Measuring Fusion Reactions in Real Time Helps in Design of Unique Spiral Shaped Accelerator
To produce the same kind of
clean energy that powers the sun and the stars, scientists and researchers have long tried to build nuclear fusion devices that would work here on Earth.
A recent design from research and development firm Sorlox, Inc. uses a unique spiral shaped chamber to compress fuel into a plasma state, which then ignites and
generates huge pulses of energy.
To build an optimal device, the company needed to measure — in real time — data such as the
currents and voltages of the electromagnetic “cage” used to control the plasma as it floats past the accelerator walls.
This posed a
design problem because the extremely hot and highly electrically charged plasma reacts so quickly it could potentially be difficult to measure. In developing its device, the firm used a
Genesis high-speed data acquisition system (DAQ) from HBM.
As a review, recall that
nuclear fusion is a process that differs from fission, the type of atomic reactions harnessed by existing nuclear power plants.
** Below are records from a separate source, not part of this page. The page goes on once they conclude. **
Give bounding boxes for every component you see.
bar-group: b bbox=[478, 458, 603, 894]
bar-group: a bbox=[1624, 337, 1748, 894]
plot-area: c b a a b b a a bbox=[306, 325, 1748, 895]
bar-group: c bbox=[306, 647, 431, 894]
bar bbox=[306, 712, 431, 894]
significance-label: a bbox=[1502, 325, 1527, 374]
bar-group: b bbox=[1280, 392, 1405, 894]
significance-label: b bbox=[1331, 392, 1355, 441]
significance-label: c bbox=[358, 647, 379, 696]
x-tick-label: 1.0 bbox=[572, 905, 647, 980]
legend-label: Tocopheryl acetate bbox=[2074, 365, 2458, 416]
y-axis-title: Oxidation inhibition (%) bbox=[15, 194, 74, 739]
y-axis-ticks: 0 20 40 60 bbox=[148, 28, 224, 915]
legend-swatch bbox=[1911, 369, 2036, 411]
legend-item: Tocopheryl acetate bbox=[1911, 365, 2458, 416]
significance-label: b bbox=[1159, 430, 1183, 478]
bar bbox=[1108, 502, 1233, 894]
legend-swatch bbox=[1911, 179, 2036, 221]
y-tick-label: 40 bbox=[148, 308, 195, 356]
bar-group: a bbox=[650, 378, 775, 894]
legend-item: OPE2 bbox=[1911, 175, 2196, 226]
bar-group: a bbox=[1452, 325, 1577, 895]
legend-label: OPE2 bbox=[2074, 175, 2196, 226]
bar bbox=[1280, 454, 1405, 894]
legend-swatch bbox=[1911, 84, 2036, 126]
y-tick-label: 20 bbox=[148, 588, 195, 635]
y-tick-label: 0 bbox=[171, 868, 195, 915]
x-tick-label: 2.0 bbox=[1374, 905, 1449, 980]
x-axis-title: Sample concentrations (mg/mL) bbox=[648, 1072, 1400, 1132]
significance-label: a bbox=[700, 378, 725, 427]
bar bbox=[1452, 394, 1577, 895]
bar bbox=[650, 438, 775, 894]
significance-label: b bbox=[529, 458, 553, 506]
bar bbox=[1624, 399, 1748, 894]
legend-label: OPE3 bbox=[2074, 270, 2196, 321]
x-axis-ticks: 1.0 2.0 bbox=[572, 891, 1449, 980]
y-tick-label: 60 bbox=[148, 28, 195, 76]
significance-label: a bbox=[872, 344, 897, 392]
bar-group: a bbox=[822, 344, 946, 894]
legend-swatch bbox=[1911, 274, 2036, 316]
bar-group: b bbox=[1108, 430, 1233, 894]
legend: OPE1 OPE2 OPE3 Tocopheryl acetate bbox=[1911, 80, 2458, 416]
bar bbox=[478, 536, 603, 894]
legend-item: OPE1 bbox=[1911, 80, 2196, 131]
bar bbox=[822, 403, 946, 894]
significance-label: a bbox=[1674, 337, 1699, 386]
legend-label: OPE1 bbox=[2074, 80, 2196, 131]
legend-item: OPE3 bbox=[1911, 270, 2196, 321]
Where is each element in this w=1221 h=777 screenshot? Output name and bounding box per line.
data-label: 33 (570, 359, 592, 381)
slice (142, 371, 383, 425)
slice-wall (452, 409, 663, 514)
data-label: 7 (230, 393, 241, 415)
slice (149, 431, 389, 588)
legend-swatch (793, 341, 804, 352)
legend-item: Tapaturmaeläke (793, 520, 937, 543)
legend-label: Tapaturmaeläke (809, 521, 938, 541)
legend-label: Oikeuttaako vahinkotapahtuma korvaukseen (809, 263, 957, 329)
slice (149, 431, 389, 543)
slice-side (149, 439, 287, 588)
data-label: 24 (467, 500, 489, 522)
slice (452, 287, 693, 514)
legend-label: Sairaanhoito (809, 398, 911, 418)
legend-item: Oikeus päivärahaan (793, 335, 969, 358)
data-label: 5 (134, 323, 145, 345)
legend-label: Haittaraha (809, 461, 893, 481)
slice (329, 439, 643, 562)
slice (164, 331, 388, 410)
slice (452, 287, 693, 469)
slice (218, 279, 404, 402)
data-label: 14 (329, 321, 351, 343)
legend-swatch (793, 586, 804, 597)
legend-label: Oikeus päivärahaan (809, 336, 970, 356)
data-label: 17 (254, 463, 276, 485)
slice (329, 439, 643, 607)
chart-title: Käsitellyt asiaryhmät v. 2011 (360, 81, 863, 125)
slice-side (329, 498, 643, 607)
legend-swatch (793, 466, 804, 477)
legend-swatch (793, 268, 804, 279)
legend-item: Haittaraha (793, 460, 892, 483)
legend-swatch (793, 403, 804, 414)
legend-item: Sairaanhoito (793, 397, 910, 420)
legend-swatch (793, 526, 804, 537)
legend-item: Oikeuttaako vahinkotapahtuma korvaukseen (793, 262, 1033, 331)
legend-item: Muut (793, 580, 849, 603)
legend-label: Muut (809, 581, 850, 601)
Basically, fission produces energy by fracturing atoms, while fusion produces energy through miniscule acts of atomic coupling. In the sun’s core, thermonuclear temperatures reach fifteen million degrees C, high enough to cause protons to slam together and unite. Each time this happens, a tiny amount of mass is lost.
As
Einstein’s famous equation E=MC2 states, the mass is released in the form of energy. The released energy is explosive and totals huge amounts — thousands of times the amount it took to bind the atoms together in the first place.